Há muito tempo Carlos Mesa ameaçava largar a presidência. Em janeiro, quando estava na Bolívia, vi o desenrolar dos acontecimentos que culminariam no pedido de renúncia de Carlos Mesa. Os sindicalistas já bloqueavam as estradas, e sendo bastante agressivos com quem tentava furar o cerco. Um clima de instabilidade política muito grande. Era protesto contra o ‘gasolinaço’ – aumento no preço dos combustíveis.
Simples subúrbio
O país prosseguia sua vida pacata (por causa da grande cordialidade boliviana e o temperamento tranqüilo deste povo), mas existia a certeza de que aquela situação era insustentável. A imprensa do país trazia, praticamente, uma única notícia. O presidente preferia agir da forma mais pacífica possível, e de forma alguma reprimia os bloqueios.
Os dias iam passando e o nível de instabilidade aumentando. Para sair de La Paz para Copacabana tive que viver uma aventura cinematográfica. Os taxistas, que cobravam geralmente 10 dólares pelo percurso, pediam 100 dólares: tinham que passar por áreas alagadas, terrenos cheios de pedras e muitos buracos, para escapar dos trechos bloqueados. Não havia certeza de se chegar ao destino.
Pela TV a cabo acompanhava os telejornais brasileiros, e estes simplesmente ignoravam a situação.

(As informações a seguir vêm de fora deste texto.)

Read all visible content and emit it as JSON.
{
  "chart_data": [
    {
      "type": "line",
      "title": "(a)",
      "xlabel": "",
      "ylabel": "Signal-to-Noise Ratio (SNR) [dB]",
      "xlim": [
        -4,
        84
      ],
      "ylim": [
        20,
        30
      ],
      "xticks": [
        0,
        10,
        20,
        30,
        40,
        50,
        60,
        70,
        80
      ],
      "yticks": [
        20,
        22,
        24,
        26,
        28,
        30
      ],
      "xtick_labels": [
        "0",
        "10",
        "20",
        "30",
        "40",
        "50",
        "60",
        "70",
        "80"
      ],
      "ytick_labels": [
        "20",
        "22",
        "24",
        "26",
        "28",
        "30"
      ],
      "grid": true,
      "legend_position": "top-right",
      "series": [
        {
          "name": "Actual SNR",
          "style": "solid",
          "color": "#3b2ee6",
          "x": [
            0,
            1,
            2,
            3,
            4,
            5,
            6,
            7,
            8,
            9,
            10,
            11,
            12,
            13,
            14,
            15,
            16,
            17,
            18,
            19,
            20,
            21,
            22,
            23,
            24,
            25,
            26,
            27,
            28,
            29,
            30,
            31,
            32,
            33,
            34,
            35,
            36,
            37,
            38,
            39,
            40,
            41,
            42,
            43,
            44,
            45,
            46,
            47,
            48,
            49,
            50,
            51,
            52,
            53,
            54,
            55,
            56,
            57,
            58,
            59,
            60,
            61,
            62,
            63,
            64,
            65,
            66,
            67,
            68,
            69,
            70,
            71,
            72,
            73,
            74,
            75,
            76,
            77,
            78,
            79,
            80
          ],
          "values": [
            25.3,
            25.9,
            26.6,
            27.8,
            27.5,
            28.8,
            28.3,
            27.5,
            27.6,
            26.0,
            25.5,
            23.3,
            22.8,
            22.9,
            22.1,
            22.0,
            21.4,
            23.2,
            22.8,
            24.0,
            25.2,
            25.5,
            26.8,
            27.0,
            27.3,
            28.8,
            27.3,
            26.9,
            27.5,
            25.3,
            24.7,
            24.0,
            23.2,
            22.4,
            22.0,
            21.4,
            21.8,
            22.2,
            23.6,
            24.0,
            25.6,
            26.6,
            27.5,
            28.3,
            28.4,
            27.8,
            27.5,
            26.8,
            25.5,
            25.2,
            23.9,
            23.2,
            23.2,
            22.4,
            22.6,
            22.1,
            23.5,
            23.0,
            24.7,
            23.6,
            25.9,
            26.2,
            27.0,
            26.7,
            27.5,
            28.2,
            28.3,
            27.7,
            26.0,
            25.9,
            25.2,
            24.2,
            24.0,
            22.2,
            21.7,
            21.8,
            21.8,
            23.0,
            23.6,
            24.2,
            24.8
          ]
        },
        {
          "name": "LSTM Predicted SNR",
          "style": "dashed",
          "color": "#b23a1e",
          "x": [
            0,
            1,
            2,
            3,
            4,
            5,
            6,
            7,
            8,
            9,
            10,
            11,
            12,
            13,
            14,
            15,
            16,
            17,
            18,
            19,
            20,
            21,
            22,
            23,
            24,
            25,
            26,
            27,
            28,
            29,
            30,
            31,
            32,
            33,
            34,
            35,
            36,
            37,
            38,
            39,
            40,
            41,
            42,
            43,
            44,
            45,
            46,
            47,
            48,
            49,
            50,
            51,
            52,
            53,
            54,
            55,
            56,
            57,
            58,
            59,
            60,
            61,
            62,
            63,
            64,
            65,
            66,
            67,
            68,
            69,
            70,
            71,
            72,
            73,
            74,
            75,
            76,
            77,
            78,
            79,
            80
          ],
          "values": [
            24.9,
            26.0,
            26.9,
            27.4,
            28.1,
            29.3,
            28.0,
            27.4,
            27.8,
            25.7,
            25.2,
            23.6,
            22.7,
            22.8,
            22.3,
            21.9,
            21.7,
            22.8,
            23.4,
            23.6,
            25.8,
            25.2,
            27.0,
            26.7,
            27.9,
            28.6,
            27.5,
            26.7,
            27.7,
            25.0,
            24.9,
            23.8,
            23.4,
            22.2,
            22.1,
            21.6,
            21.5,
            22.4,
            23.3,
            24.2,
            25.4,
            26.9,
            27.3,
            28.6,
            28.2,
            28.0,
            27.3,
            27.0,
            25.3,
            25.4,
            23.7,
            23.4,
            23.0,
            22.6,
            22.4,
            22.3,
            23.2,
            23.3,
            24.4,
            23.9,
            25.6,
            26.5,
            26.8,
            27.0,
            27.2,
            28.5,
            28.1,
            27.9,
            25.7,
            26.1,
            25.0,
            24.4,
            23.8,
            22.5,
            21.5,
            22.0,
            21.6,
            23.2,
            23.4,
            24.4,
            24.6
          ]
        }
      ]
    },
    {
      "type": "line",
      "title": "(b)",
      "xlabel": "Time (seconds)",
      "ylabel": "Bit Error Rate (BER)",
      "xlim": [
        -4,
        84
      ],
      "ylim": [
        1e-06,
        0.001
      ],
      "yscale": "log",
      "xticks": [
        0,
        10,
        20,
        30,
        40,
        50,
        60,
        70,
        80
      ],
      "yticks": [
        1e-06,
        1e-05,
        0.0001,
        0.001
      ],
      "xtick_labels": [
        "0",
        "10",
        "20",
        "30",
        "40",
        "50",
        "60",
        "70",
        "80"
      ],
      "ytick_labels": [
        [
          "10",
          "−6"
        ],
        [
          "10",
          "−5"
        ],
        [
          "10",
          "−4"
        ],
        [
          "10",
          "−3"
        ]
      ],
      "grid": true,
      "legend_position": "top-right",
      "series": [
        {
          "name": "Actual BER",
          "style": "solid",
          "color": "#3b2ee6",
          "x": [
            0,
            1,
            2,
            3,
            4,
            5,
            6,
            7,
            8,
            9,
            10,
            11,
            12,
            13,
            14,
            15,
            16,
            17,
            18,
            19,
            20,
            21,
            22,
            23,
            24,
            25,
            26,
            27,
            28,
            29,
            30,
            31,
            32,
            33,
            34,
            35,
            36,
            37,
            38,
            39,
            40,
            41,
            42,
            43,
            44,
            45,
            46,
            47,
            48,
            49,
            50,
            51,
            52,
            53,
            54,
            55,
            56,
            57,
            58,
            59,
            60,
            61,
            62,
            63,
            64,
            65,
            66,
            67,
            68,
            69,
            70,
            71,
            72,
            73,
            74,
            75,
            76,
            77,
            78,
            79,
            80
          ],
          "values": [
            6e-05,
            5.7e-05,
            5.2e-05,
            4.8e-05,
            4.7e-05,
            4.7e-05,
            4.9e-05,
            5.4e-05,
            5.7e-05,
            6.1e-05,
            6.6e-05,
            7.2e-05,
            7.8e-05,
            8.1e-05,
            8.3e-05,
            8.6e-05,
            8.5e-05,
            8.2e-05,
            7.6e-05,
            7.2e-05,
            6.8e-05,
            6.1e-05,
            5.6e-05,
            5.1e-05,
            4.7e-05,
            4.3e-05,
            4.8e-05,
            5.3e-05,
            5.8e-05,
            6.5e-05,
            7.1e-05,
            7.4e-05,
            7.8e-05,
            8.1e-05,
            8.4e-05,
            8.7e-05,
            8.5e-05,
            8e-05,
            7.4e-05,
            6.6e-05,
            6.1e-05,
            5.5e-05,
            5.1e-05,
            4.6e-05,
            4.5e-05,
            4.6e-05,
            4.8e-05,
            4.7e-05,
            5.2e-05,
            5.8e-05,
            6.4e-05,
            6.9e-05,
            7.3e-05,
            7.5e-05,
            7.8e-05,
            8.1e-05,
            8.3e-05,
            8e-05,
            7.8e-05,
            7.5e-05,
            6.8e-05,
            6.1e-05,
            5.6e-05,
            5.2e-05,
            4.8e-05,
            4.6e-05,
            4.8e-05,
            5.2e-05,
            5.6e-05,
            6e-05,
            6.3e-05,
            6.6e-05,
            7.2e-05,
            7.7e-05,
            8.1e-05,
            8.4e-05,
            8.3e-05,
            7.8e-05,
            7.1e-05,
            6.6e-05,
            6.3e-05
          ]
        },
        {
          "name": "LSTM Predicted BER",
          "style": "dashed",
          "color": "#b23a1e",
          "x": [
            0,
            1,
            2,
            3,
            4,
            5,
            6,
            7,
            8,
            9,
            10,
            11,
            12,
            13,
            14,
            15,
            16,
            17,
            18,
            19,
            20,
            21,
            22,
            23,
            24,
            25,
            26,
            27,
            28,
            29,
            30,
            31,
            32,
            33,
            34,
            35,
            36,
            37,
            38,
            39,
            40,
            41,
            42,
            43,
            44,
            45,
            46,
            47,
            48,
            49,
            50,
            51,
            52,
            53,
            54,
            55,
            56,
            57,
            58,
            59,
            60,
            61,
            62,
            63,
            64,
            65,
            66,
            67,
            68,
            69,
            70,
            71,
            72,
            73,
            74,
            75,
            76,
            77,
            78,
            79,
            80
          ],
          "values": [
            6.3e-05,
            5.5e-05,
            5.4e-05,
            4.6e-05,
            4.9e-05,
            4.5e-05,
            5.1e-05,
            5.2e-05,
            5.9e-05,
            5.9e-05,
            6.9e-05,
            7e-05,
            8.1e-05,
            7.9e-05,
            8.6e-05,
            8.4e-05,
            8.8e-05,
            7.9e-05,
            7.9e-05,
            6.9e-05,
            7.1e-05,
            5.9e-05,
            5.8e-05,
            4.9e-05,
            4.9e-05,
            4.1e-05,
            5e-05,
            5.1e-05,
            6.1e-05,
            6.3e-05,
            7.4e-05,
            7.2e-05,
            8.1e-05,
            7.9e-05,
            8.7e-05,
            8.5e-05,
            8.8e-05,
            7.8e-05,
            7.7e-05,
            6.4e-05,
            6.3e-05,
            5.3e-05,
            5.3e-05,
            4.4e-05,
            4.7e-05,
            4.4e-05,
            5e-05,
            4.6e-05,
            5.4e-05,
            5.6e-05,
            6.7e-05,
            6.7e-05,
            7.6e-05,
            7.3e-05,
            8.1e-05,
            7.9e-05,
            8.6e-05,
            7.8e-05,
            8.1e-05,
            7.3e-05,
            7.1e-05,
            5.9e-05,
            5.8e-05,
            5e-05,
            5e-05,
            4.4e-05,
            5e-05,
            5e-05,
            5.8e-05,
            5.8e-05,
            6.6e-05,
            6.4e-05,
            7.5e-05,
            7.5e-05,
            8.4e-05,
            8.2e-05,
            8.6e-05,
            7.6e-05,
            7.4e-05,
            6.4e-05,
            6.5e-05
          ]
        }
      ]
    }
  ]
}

Pela internet lia os principais jornais, e o máximo que encontrava eram notas sobre o assunto. Era angustiante. Como se os jornalistas brasileiros tivessem esquecido que o Brasil faz parte da América do Sul.
O noticiário internacional dá a impressão de que o Brasil é uma espécie de subúrbio europeu ou norte-americano. São resquícios de nosso período colonial, que nos deixou o ‘complexo do colonizado’, ou seja, esse deslumbramento com o que vem dos países desenvolvidos.
Agência forte
A realidade latino-americana contribui muito mais para a compreensão do que é o Brasil do que aquilo que o noticiário internacional privilegia. Essa mobilização social na Bolívia, por exemplo, é uma reação ao controle da economia do país pelo capital internacional, algo bem conhecido por nós. Mas o boliviano tem consciência disso bem maior do que o brasileiro. Mesmo pessoas simples, como motoristas de táxi, têm um discurso articulado e com muitas informações sobre a questão.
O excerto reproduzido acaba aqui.